Le ciel était gris, le sol noir, l’herbe humide.
Et tout cela égayait mon cœur.
Que l’horizon fusse terne, peu importe ; le mien s’arrêtait à tes yeux évasifs. Que la terre se soit muée en boue, heureusement ; seul une argile délicate pouvait façonner ton front lisse de tout souci.
Et la rosée !
Rose de tes joues, aube de ton rire. Arabesque de sons nubiles, cascade fragile désaltérant mes songes affolés par ton parfum envoûtant. Crescendo de notes éclatantes, diminuendo d’arpèges murmurés. Et moi, explorant ce pays délicieusement vallonné, j’enfonçais mes mains dans mes poches et je souriais bêtement, désarmé à la première escarmouche de tes joies. Une cathédrale occupait tout l’horizon ; ton rire en formait la voûte évanescente. Elle s’effilochait petit à petit, comme le fil mélodieux d’un chant qui se perdrait dans les nuages d’un midi rayonnant. Si j’avais eu plus de temps j’y aurais monté ma religion. Je t’aurais érigé en déesse, avec ton rire pour prière et l’espoir pour icône. Puis je m’y serais enfermé, j’y aurais mis le feu. Et la nuit aurait couvert mes cris.
Mais la mélodie continue, soudain saccadée, aiguë comme un bonheur trop vif, puis se traîne, meurt. Ce n’est plus qu’une étincelle dans le silence universel. Le silence oppressant, noueux, qui finit par vous rendre sourd. Cet abîme sans fond et sans sommeil où remuent tous nos soucis futiles, toutes nos aspirations éphémères, toutes nos craintes justifiées. Le sens des choses s’y tait, dépouillé de sa valeur par le matraquage terne du quotidien. Son reflet malade tousse ses maux sur les êtres qui s’y complaisent - faute de mieux.
Faute de rêves arrachés au ciel, à la musique de nos jours.
Au loin, on entend le cri cuivré de la terre qui frissonne. Tout près, le ciel se morcèle en feuilles chatoyantes, annonçant l’automne. Je sens le tremblement délicat du vent sur mon visage.
Le rire de ce matin au ciel argenté me restera en mémoire.
*
« Lui, c’est un vrai orateur. »
Ces quelques mots, sur l’instant, piquèrent ma curiosité. Parlait-on bien du même homme, au pas lent, à la démarche raidie par l’autorité, à la sacoche usée comme ses mains ? Au discours inlassablement répété, figé dans une série de petites manies, de réflexes qui espacent les phrases en respirations calculées, plaçant les emphases ou les silences avec une minutie précieuse ? Et ce afin que son propos ne forme plus qu’une machinerie complexe, un mécanisme d’horloger dont lui seul posséderait la clef ?
Non, je pense que dans ce cas il aurait parlé d’un simple orateur.
Sans doute bon.
Cet homme-là faisait bien plus : son pas étouffait les conversations sous la semelle, les plis de son manteau poussiéreux froissaient les mots jusqu’au murmure.

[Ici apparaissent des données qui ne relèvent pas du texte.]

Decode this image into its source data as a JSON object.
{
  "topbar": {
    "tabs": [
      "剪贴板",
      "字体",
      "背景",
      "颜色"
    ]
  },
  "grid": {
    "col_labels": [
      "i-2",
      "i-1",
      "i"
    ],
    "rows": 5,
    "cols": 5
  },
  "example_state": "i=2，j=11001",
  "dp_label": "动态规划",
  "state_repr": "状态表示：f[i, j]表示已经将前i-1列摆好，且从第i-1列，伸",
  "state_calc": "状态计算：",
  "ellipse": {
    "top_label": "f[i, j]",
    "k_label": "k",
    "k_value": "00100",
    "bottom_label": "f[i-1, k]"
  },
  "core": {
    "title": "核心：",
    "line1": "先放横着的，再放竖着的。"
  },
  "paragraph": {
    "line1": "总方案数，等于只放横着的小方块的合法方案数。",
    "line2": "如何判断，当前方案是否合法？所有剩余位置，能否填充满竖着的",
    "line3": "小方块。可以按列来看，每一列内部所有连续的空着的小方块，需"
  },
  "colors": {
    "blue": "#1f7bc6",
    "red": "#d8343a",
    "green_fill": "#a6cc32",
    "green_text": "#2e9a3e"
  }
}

Son visage semblait articulé comme celui d’une marionnette de foire aux sourcils perpétuellement froncés, dont le mauvais rôle aurait usé les expressions et fossilisé les manières. Une légère contraction des rides du front immobilisait son public dans un souffle. L’attention ambiante restait alors crispée dans l’attente d’un son juste, d’un dénouement quelconque. Et là seulement, d’une oeillade bienveillante et avec quelques mots soigneusement choisis, le professeur commençait son prêche.
En réalité, cet homme-là commandait au silence.
Assis dans l’auditoire sobrement décoré par le portrait d’un empereur byzantin, j’écoutais, désoeuvré, les conversations qui ponctuaient invariablement notre pause traditionnelle. Ou plutôt, je tentais de saisir parmi cet amas de bribes insouciants une phrase, un mot, une idée enfin qui sauverait mes pensées du naufrage. Je baignais ainsi dans l’amertume de l’indolence quand mon attention fut attirée par un étudiant tout proche. Je ne me rappelais pas l’avoir vu prendre des notes lors de l’heure précédente. Détail plutôt choquant pour les clercs au supplice que nous devenions durant ces séances de griffonnage intensif.
En fait, je ne me rappelais pas l’avoir vu à aucun autre cours. Il semblait s’être simplement assis, sans but particulier sinon que d’écouter les pérégrinations verbales de notre professeur. J’engageai la conversation avec lui. Il répondit tout de suite à mes interrogations ;
« Non, je viens juste voir un vieux professeur que j’aime bien. »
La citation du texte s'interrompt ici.